16 Octobre, 2002

October 16, 2002

16 Oktòb, 2002

Vol. 20 No. 31
Ouverture de l'année judiciaire:
Bilan «record» et démagogie

Après deux mois de vacances, le lundi 7 octobre les tribunaux ont réouvert leurs portes officiellement, pour entamer l'exercice 2002-2003. A cet effet, les autorités judiciaires ont organisé leur traditionnelle cérémonie au Palais de justice sous le thème: «Droits humains et justice».

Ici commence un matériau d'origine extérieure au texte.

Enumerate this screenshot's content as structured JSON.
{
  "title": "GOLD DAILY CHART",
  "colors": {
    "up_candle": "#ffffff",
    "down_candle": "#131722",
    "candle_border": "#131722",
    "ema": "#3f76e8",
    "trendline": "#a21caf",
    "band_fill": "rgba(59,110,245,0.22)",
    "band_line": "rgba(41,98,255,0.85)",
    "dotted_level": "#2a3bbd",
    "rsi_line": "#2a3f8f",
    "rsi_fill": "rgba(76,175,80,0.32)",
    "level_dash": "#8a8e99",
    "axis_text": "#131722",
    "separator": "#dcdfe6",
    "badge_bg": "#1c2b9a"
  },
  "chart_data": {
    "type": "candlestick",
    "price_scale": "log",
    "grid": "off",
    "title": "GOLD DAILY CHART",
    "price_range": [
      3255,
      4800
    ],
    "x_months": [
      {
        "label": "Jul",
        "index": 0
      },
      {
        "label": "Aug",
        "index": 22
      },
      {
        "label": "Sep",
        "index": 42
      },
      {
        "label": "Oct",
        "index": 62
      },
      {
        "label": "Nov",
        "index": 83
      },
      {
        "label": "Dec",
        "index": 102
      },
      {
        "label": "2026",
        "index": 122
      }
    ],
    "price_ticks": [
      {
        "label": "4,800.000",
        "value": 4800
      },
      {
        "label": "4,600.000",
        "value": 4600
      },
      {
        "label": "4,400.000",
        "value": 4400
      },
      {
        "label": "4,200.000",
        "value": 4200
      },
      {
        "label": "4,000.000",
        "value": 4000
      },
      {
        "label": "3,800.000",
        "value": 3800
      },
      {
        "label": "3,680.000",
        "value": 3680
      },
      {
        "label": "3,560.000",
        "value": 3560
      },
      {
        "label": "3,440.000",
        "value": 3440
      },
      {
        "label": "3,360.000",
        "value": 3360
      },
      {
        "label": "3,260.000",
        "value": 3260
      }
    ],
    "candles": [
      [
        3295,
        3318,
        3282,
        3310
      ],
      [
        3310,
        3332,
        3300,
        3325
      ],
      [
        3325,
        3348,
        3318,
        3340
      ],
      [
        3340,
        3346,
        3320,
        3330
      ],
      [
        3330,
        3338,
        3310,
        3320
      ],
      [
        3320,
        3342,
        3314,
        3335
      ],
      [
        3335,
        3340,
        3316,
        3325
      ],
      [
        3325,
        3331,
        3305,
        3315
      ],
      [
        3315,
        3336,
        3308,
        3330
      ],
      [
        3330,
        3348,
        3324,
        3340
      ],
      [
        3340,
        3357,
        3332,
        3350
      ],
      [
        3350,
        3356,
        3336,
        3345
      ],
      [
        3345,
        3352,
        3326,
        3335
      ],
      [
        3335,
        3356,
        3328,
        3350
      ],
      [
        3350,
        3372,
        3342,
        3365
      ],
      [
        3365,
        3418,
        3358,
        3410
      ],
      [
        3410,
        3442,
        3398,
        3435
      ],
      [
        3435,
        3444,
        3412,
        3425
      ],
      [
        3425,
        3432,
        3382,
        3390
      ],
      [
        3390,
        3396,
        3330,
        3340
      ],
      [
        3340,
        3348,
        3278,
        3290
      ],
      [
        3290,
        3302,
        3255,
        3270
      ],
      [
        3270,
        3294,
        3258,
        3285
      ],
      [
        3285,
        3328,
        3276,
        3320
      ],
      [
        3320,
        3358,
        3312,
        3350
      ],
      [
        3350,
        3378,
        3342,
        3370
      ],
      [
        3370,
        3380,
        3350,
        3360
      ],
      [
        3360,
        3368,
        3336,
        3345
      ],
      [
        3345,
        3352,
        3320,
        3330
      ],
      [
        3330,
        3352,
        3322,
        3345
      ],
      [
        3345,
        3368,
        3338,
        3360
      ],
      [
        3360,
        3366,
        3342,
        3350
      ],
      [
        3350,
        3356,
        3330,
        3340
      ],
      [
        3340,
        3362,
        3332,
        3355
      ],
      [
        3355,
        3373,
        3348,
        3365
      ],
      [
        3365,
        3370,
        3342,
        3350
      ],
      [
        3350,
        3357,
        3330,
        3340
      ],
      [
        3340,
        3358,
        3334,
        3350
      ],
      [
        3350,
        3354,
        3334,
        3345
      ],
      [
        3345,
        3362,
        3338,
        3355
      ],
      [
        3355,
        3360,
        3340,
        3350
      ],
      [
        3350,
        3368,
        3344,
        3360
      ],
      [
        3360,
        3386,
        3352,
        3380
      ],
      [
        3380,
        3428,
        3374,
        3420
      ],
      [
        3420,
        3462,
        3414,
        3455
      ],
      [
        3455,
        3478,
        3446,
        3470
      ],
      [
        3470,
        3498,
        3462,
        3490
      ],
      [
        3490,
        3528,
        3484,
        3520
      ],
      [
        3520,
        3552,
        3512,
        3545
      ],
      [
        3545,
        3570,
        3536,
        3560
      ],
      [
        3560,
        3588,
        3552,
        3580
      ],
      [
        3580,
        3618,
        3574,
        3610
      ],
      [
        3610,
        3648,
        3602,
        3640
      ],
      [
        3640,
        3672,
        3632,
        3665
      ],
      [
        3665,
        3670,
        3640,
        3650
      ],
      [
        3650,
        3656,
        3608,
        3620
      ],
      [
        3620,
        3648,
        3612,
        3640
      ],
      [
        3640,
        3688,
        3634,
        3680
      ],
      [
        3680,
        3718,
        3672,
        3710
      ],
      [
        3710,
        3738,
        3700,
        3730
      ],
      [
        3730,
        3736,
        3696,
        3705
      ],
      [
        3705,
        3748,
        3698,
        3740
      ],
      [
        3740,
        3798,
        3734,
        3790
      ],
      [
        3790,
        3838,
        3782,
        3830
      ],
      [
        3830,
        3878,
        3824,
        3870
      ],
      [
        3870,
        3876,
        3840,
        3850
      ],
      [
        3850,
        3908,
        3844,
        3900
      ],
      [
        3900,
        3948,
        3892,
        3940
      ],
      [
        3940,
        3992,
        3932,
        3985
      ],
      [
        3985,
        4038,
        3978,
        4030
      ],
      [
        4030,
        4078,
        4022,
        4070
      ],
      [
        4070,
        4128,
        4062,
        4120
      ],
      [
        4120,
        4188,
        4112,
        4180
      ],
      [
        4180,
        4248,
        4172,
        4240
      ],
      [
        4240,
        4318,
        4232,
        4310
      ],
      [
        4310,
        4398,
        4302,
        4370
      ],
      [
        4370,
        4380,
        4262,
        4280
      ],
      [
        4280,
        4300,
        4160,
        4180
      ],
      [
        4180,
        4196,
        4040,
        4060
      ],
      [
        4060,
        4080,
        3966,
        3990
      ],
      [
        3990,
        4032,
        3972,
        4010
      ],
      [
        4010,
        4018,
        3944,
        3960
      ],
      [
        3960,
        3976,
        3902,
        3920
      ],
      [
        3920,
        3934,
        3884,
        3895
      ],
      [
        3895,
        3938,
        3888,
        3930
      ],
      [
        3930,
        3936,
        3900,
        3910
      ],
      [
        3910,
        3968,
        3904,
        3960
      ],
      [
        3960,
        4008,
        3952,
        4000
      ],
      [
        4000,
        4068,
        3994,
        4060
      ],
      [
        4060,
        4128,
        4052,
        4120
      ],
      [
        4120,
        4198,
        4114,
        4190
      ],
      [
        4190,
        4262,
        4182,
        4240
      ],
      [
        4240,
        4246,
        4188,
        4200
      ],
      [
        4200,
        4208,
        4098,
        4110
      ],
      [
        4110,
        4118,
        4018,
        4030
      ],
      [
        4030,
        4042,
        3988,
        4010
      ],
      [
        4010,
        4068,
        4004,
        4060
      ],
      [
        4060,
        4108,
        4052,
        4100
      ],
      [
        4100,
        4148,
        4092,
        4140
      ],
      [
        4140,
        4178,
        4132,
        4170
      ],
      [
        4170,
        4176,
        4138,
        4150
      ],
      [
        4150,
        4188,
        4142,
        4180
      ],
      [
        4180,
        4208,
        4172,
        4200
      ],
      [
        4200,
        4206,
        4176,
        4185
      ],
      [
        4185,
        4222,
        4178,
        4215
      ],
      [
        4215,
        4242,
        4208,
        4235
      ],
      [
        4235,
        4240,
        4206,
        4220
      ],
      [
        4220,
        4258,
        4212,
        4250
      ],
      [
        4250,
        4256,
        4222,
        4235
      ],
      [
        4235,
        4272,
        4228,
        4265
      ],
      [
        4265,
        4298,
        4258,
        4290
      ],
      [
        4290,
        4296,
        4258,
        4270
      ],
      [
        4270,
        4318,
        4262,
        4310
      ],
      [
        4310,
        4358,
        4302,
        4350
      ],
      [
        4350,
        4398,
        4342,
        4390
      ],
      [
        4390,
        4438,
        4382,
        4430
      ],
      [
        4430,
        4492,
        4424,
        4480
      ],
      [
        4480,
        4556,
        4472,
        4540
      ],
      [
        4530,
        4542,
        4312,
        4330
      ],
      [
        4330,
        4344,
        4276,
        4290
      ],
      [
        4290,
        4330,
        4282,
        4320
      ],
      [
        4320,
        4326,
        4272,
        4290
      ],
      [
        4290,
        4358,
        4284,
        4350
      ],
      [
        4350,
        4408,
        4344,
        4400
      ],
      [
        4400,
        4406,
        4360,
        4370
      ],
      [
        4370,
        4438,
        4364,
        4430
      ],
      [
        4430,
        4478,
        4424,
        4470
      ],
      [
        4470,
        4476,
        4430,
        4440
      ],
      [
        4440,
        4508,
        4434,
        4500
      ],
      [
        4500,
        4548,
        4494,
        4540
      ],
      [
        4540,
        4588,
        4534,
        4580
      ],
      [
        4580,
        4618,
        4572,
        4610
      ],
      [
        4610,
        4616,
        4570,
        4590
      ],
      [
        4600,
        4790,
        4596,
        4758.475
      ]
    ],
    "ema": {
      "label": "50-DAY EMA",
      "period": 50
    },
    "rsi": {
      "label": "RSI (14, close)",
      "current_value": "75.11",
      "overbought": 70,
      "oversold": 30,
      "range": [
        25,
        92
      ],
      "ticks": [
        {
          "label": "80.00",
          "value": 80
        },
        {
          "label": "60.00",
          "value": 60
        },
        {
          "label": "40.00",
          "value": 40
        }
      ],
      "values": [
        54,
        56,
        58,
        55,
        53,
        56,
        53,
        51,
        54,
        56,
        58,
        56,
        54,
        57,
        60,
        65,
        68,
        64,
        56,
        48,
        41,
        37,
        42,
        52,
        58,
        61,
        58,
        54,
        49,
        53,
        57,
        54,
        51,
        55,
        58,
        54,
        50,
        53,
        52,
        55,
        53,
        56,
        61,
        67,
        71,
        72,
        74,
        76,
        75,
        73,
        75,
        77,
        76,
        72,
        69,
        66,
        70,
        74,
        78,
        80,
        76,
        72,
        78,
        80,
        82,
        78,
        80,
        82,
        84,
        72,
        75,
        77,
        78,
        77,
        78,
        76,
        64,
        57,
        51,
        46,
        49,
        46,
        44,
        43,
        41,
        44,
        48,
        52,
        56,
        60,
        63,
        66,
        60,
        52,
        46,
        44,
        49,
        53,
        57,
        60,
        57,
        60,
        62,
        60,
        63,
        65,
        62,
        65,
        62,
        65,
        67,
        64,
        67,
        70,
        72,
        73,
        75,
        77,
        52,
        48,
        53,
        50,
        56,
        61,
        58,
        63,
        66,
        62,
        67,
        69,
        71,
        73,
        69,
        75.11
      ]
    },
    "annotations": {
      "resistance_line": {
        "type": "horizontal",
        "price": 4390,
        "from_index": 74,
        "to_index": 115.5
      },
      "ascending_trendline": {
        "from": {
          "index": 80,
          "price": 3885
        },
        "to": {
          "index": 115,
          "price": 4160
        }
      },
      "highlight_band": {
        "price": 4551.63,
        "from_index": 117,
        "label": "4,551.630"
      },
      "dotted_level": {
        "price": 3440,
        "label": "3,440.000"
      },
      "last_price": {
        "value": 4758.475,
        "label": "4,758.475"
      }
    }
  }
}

On a évidemment eu droit à toutes les vieilles formules éculées destinées à maquiller l'état de délabrement dans lequel continue à patauger le système judiciaire. Ainsi le président de la Cour de cassation, Alexandre Boniface, intervenant devant une assistance composée notamment du Premier ministre Yvon Neptune, du nouveau ministre de la Justice, Calixte Delatour et du sénateur Fourel Célestin, s'est félicité du travail fourni par les magistrats durant le précédent exercice. Boniface a mis l'emphase sur le résultat produit par les tribunaux de première instance de Port-au-Prince, qu'il a qualifié de «record»: «Nous rendons un hommage bien mérité aux magistrats de la cour d'appel de Port-au-Prince qui, au cours de l'année judiciaire 2001-2002, ont entendu 191 affaires de natures différentes, civiles, pénales, commerciales, sur lesquelles 153 arrêts ont déjà été prononcés. Quant à la juridiction du tribunal civil de Port-au-Prince, c'est la grande surprise. Dotée actuellement de jeunes cadres formés à l'École de la magistrature, cette juridiction bat le record: 1187 décisions ont été prononcées au cours de l'année judiciaire 2001-2002». Dommage pour le juge Boniface que le système judiciaire ne fasse pas encore partie des disciplines olympiques, car avec tant de «records», il serait imbattable. Toutefois, ils n'impressionnent point la population haïtienne qui voudrait tout simplement voir les autorités tenir compte de ses revendications. D'autant plus que paradoxalement, la majorité écrasante des personnes détenues dans les centres carcéraux n'ont même pas été présentés devant les tribunaux.

Mais Alexandre Boniface était lancé et il n'allait pas s'arrêter en si bon chemin, et il poursuivait sans complexe aucun: «Nous ouvrons cette année judiciaire avec ces mots: fini l'incompétence, fini la corruption et fini l'impunité.» Aussitôt dit aussitôt fait, car quoi qu'il advienne, l'année prochaine il devrait avoir à ce train-là autant de chiffres mirobolants à mettre dans son «livre des records».

Pour sa part, prenant la parole, le nouveau titulaire de justice, Calixte Delatour, installé à ce poste le 30 septembre dernier sur fond de vives critiques de la part de plusieurs secteurs de la société pour sa collaboration avec les putschistes en 1991, a prétendu reconnaître la nécessité d'établir un véritable état de droit dans le pays. «Soyez persuadés que cette demande de justice, cette demande de plus de justice, qualitativement et quantitativement, si elle est légitime, le pouvoir en place est disposé à vous l'apporter» a indiqué Delatour, qui a, par ailleurs, souhaité que le système judiciaire puisse retrouver la force et le dynamisme qui l'ont caractérisées dans le temps (!). Cependant, sa seule présence à ce poste ne constitue-t-elle pas un handicap majeur à ses prétentions?

Mais si à Port-au-Prince les autorités judiciaires faisaient montre d'un optimisme de mauvais aloi, dans d'autres villes du pays leurs collègues ont clairement mis en relief les diverses difficultés auxquelles ils sont confrontés. Ainsi à Jacmel, le commissaire du gouvernement, Lionel Constant Gourgouin, a vivement critiqué les autorités policières qui, selon lui, ne collaborent pas assez avec la justice dans sa circonscription. A noter que les policiers n'ont pas mis les pieds à la cérémonie d'ouverture des tribunaux à Jacmel! À Jérémie les magistrats ont choisi plutôt de mettre l'accent sur l'immixtion du pouvoir politique dans la gestion de la justice. Cette critique peut s'avérer juste, mais qu'en est-il de la corruption quotidienne? Enfin de compte dans la capitale comme ailleurs, globalement les responsables judiciaires auront choisi de se bander les yeux pour que tout reste en l'état. Et lorsqu'on entend les autorités faire de la «réforme judiciaire» leur leitmotiv, on comprend aisément que la démagogie constitue l'un des axes prioritaires de leur politique. À ce sujet le responsable du Centre oecuménique des droits humains, Jean-Claude Bajeux, disait bien tout récemment que «les magistrats doivent commencer par mettre en application les lois du pays avant de mettre le cap sur les réformes».